Despite my yearning for more modern algorithms, realistically the default should be SHA-256. It's fast and has build-in support in every major programming language. I do think we should support at least md5 as well though, to accommodate for any legacy restrictions as well as the use of this algorithm in file transfers and storage such as S3.
I've pushed the WIP image analyzer (which includes a command-line tool for testing) to a new branch: https://github.com/readium/go-toolkit/tree/image-inference/cmd/analyzer https://github.com/readium/go-toolkit/blob/image-inference/pkg/analyzer/image.go
What doesn't work:
- JXL file format support (no surprise)
- Visual hashing & detection of animation for AVIF. Width/height works
- Visual hashing of animated WEBP. Non-animated is fine
Aside from AVIF animation, any unsupported format/operation will return an error. The analysis function also has a flag to toggle the visual hashing, since it incurs a larger performance penalty and has slightly less support.
I've pushed the WIP image analyzer (which includes a command-line tool for testing) to a new branch: https://github.com/readium/go-toolkit/tree/image-inference/cmd/analyzer https://github.com/readium/go-toolkit/blob/image-inference/pkg/analyzer/image.go
I'm currently traveling so I'm not on a computer with the necessary environment for building Go. Is there a build available somewhere that I could use on an M1 MacBook Air?
- JXL file format support (no surprise)
- Visual hashing & detection of animation for AVIF. Width/height works
- Visual hashing of animated WEBP. Non-animated is fine
These are reasonable compromises and unlikely to affect our workflow. We can always file issues for these three to keep an eye on them and eventually solve these issues later on.
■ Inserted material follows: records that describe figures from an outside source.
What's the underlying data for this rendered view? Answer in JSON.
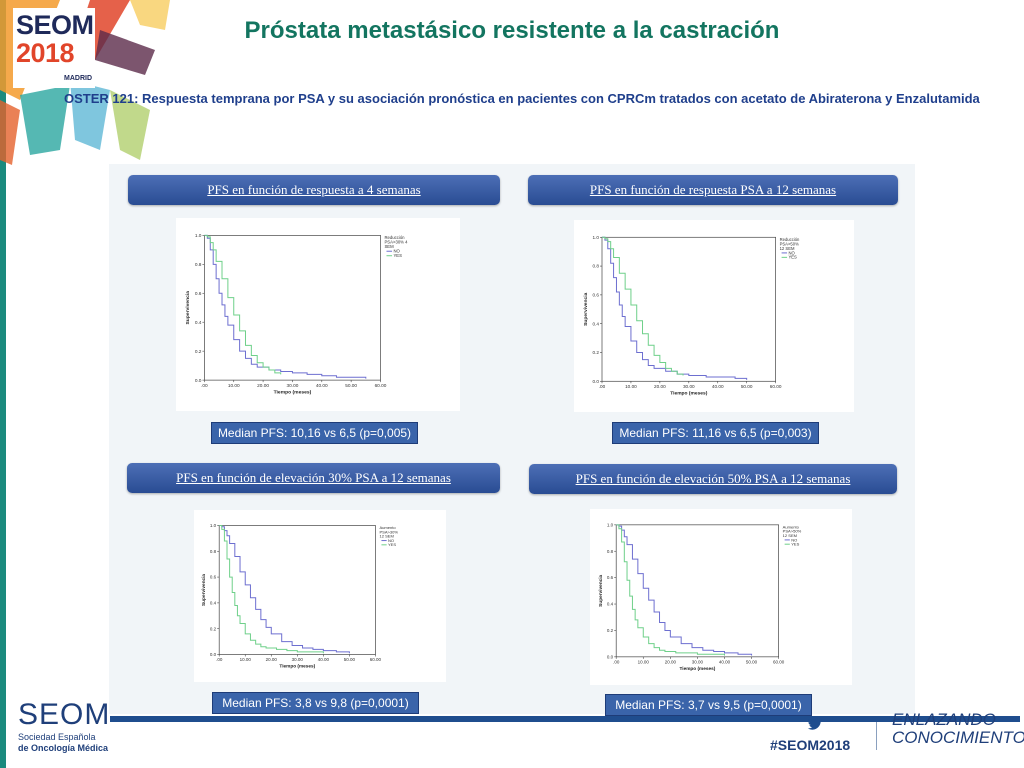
{
  "header": {
    "title": "Próstata metastásico resistente a la castración",
    "subtitle": "OSTER 121: Respuesta temprana por PSA y su asociación pronóstica en pacientes con CPRCm tratados con acetato de Abiraterona y Enzalutamida"
  },
  "logo": {
    "line1": "SEOM",
    "line2": "2018",
    "line3": "MADRID"
  },
  "footer": {
    "org_name": "SEOM",
    "org_sub1": "Sociedad Española",
    "org_sub2": "de Oncología Médica",
    "hashtag": "#SEOM2018",
    "slogan_line1": "ENLAZANDO",
    "slogan_line2": "CONOCIMIENTO"
  },
  "colors": {
    "series_no": "#6d6fd0",
    "series_yes": "#6fd08a",
    "accent": "#294c93",
    "title": "#137560"
  },
  "panels": [
    {
      "title": "PFS en función de respuesta a 4 semanas",
      "median": "Median PFS: 10,16 vs 6,5 (p=0,005)"
    },
    {
      "title": "PFS en función de respuesta PSA a 12 semanas",
      "median": "Median PFS: 11,16 vs 6,5 (p=0,003)"
    },
    {
      "title": "PFS en función de elevación 30% PSA a 12 semanas",
      "median": "Median PFS: 3,8 vs 9,8 (p=0,0001)"
    },
    {
      "title": "PFS en función de elevación 50% PSA a 12 semanas",
      "median": "Median PFS: 3,7 vs 9,5 (p=0,0001)"
    }
  ],
  "chart_data": [
    {
      "type": "line",
      "xlabel": "Tiempo (meses)",
      "ylabel": "Supervivencia",
      "xticks": [
        ".00",
        "10.00",
        "20.00",
        "30.00",
        "40.00",
        "50.00",
        "60.00"
      ],
      "yticks": [
        "0.0",
        "0.2",
        "0.4",
        "0.6",
        "0.8",
        "1.0"
      ],
      "xlim": [
        0,
        60
      ],
      "ylim": [
        0,
        1
      ],
      "legend_title": [
        "Reducción",
        "PSA>30% 4",
        "SEM"
      ],
      "series": [
        {
          "name": "NO",
          "x": [
            0,
            1,
            2,
            3,
            4,
            5,
            6,
            7,
            8,
            10,
            12,
            14,
            16,
            18,
            22,
            26,
            30,
            35,
            40,
            45,
            50,
            55
          ],
          "y": [
            1.0,
            0.98,
            0.9,
            0.8,
            0.7,
            0.6,
            0.52,
            0.44,
            0.38,
            0.28,
            0.2,
            0.15,
            0.11,
            0.09,
            0.07,
            0.06,
            0.05,
            0.04,
            0.03,
            0.02,
            0.02,
            0.01
          ]
        },
        {
          "name": "YES",
          "x": [
            0,
            1,
            2,
            3,
            4,
            6,
            8,
            10,
            12,
            14,
            16,
            18,
            20,
            22,
            24,
            26
          ],
          "y": [
            1.0,
            0.99,
            0.95,
            0.9,
            0.82,
            0.7,
            0.57,
            0.45,
            0.34,
            0.24,
            0.17,
            0.12,
            0.09,
            0.07,
            0.05,
            0.04
          ]
        }
      ]
    },
    {
      "type": "line",
      "xlabel": "Tiempo (meses)",
      "ylabel": "Supervivencia",
      "xticks": [
        ".00",
        "10.00",
        "20.00",
        "30.00",
        "40.00",
        "50.00",
        "60.00"
      ],
      "yticks": [
        "0.0",
        "0.2",
        "0.4",
        "0.6",
        "0.8",
        "1.0"
      ],
      "xlim": [
        0,
        60
      ],
      "ylim": [
        0,
        1
      ],
      "legend_title": [
        "Reducción",
        "PSA>50%",
        "12 SEM"
      ],
      "series": [
        {
          "name": "NO",
          "x": [
            0,
            1,
            2,
            3,
            4,
            5,
            6,
            7,
            8,
            10,
            12,
            14,
            16,
            18,
            22,
            26,
            30,
            36,
            40,
            46,
            50
          ],
          "y": [
            1.0,
            0.98,
            0.92,
            0.82,
            0.72,
            0.62,
            0.53,
            0.45,
            0.38,
            0.28,
            0.2,
            0.15,
            0.11,
            0.09,
            0.07,
            0.05,
            0.04,
            0.03,
            0.03,
            0.02,
            0.01
          ]
        },
        {
          "name": "YES",
          "x": [
            0,
            1,
            2,
            3,
            4,
            6,
            8,
            10,
            12,
            14,
            16,
            18,
            20,
            22,
            24,
            26,
            28
          ],
          "y": [
            1.0,
            0.99,
            0.97,
            0.92,
            0.86,
            0.75,
            0.64,
            0.53,
            0.42,
            0.33,
            0.25,
            0.18,
            0.13,
            0.09,
            0.07,
            0.05,
            0.04
          ]
        }
      ]
    },
    {
      "type": "line",
      "xlabel": "Tiempo (meses)",
      "ylabel": "Supervivencia",
      "xticks": [
        ".00",
        "10.00",
        "20.00",
        "30.00",
        "40.00",
        "50.00",
        "60.00"
      ],
      "yticks": [
        "0.0",
        "0.2",
        "0.4",
        "0.6",
        "0.8",
        "1.0"
      ],
      "xlim": [
        0,
        60
      ],
      "ylim": [
        0,
        1
      ],
      "legend_title": [
        "Aumento",
        "PSA>30%",
        "12 SEM"
      ],
      "series": [
        {
          "name": "NO",
          "x": [
            0,
            1,
            2,
            3,
            4,
            6,
            8,
            10,
            12,
            14,
            16,
            18,
            20,
            24,
            28,
            32,
            36,
            40,
            45,
            50
          ],
          "y": [
            1.0,
            0.99,
            0.96,
            0.92,
            0.86,
            0.76,
            0.64,
            0.54,
            0.44,
            0.35,
            0.27,
            0.21,
            0.16,
            0.1,
            0.07,
            0.05,
            0.04,
            0.03,
            0.02,
            0.01
          ]
        },
        {
          "name": "YES",
          "x": [
            0,
            1,
            2,
            3,
            4,
            5,
            6,
            7,
            8,
            10,
            12,
            14,
            16,
            18,
            22,
            26,
            30,
            35,
            40
          ],
          "y": [
            1.0,
            0.97,
            0.88,
            0.74,
            0.6,
            0.48,
            0.38,
            0.3,
            0.24,
            0.16,
            0.11,
            0.08,
            0.06,
            0.05,
            0.04,
            0.03,
            0.02,
            0.02,
            0.01
          ]
        }
      ]
    },
    {
      "type": "line",
      "xlabel": "Tiempo (meses)",
      "ylabel": "Supervivencia",
      "xticks": [
        ".00",
        "10.00",
        "20.00",
        "30.00",
        "40.00",
        "50.00",
        "60.00"
      ],
      "yticks": [
        "0.0",
        "0.2",
        "0.4",
        "0.6",
        "0.8",
        "1.0"
      ],
      "xlim": [
        0,
        60
      ],
      "ylim": [
        0,
        1
      ],
      "legend_title": [
        "Aumento",
        "PSA>50%",
        "12 SEM"
      ],
      "series": [
        {
          "name": "NO",
          "x": [
            0,
            1,
            2,
            3,
            4,
            6,
            8,
            10,
            12,
            14,
            16,
            18,
            20,
            24,
            28,
            32,
            36,
            40,
            45,
            50
          ],
          "y": [
            1.0,
            0.99,
            0.96,
            0.91,
            0.85,
            0.74,
            0.63,
            0.52,
            0.43,
            0.34,
            0.26,
            0.2,
            0.15,
            0.1,
            0.07,
            0.05,
            0.04,
            0.03,
            0.02,
            0.01
          ]
        },
        {
          "name": "YES",
          "x": [
            0,
            1,
            2,
            3,
            4,
            5,
            6,
            7,
            8,
            10,
            12,
            14,
            16,
            18,
            22,
            26,
            30,
            35,
            40
          ],
          "y": [
            1.0,
            0.97,
            0.87,
            0.72,
            0.58,
            0.46,
            0.36,
            0.28,
            0.22,
            0.15,
            0.1,
            0.07,
            0.05,
            0.04,
            0.03,
            0.03,
            0.02,
            0.02,
            0.01
          ]
        }
      ]
    }
  ]
}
@HadrienGardeur The code to enhance a link to an image with the properties you listed in the OP is finished, but your original request also involves a component that loops through all the assets in an EPUB to perform this link enhancement. Are you thinking of a flag for rwp manifest? And if so, what should it be called/how should it function?
I think that this should be behind a new flag where an optional list of tokens can be provided to specify how images should be hashed.